The first section towards the crossing of Great Eastern Highway is a mix of the high walled corridors of rail formation and connecting pavement to reach the highway crossing. It was nice to see the new Kattamordo trail markers in person after a big effort to bring that trail back to life by a group of passionate trail enthusiasts but I didn't enjoy seeing the cleared section of trees either side of Halifax Place thanks to the Mundaring Men's Shed. Crossing the highway you join back onto the rail formation and it's a really enjoyable ride all the way to the junction at Mount Helena. The high walls of the formation shroud you in the illusion of being in the forest despite houses, roads and other development hiding just over the banks. Heading mostly downhill towards the first of many information boards telling you about the history of the railways at Sawyers Valley, the morning light through here was spectacular. One of my favourite spots of the whole trail is a long downhill corridor of Marri trees that during my visit had the sunshine pouring through a slight mist at the end. Scenes like this are the reason I like heading east in the mornings and it seemed I wasn't alone with a group of gravel bikers doing the same. The new camera clip was super easy to use and the camera wasn't bumping around as much as I thought or pulling my backpack into weird angles so a big tick so far.

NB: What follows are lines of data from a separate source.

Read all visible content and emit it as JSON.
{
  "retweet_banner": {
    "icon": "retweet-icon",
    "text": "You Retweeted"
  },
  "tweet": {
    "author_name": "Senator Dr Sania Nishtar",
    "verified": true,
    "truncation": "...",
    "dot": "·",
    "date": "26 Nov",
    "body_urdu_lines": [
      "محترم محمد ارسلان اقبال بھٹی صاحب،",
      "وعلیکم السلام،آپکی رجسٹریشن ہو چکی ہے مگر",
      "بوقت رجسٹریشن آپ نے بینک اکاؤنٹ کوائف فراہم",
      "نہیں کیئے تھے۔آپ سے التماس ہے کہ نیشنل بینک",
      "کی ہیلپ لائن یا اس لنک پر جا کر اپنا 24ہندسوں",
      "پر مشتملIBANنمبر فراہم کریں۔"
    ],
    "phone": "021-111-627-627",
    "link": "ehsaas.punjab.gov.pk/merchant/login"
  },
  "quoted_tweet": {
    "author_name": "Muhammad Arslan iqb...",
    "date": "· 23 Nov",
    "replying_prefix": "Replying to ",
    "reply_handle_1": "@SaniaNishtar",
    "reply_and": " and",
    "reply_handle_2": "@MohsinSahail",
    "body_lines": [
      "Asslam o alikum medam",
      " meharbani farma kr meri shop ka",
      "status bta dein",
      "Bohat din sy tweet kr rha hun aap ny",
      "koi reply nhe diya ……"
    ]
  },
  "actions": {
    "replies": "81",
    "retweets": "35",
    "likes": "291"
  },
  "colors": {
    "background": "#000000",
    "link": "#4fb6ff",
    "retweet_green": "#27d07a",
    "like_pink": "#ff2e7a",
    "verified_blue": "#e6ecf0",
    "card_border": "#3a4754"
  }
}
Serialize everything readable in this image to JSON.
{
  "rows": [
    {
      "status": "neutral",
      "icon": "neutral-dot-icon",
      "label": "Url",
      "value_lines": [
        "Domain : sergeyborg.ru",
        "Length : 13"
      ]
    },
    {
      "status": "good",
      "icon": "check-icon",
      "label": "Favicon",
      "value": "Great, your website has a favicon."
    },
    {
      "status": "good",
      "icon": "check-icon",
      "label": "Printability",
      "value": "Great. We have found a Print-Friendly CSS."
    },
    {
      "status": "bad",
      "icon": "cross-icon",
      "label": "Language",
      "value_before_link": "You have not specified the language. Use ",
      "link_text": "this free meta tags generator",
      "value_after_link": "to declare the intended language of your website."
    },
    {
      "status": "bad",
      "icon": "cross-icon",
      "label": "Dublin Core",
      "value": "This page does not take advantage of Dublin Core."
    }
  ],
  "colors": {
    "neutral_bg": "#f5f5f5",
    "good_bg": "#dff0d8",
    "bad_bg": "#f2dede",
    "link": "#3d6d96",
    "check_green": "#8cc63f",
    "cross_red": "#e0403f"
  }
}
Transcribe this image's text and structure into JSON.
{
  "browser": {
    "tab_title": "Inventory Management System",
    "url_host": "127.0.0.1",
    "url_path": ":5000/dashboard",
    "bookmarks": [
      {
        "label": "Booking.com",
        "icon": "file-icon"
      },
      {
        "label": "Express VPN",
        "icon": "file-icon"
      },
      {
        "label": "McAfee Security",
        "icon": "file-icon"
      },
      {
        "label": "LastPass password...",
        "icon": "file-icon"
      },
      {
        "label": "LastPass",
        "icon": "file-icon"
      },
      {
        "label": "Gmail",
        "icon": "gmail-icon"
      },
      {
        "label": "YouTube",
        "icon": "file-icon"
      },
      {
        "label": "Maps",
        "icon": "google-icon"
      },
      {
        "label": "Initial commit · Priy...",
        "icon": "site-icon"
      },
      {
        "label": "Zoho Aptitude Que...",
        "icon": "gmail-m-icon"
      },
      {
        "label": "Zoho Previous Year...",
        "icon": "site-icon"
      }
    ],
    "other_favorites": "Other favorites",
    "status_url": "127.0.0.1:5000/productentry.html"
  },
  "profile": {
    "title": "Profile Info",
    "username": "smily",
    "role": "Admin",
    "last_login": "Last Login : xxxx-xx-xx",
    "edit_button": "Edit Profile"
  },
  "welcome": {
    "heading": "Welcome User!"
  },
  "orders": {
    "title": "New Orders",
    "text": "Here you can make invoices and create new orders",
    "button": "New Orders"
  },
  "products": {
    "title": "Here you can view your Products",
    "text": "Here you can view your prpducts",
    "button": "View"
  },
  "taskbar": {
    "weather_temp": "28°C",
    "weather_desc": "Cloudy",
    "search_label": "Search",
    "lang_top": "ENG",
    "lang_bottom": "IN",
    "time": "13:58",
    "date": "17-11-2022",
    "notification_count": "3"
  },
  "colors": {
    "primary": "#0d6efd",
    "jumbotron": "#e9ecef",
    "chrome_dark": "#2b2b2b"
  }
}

After crossing over the water pipeline that runs all the way to the Eastern Goldfields, the track takes a mix of wide gravel roads and more beautiful rail formation before reaching the trail junction. Here the Kep Track takes a right hand turn and heads off to Chidlow and Wooroloo , which also happens to be the route of a there and back extension to the Railway Reserves Heritage Trail. If you're looking to do an extra 20km then you can add this on but the main loop heads left at the junction and starts looping back on itself. Passing the Mount Helena Tavern, you can stop in for lunch or a sneaky beverage if you like or simply continue on. This marks a very long downhill section all the way to the underpass of Great Eastern Highway that lasts about 19km so a great time to ease off and let gravity do the work (for the most part). While the trail is mainly wide gravel tracks, this meant I could make up some time that I'd lost by stopping so much for photographs. This was going well until I heard the familiar calls of the Kaaraks (Red-Tailed Cockatoos). I wasn't the only one with another couple of cyclists stopped on the side of the trail watching the playful birds having a munch on the gum nuts of the various eucalyptus trees that had flowered over the summer. With my camera easily accessible I whipped it off the clip and started snapping away with various success. I love these birds and it's always fun to watch them go about their business.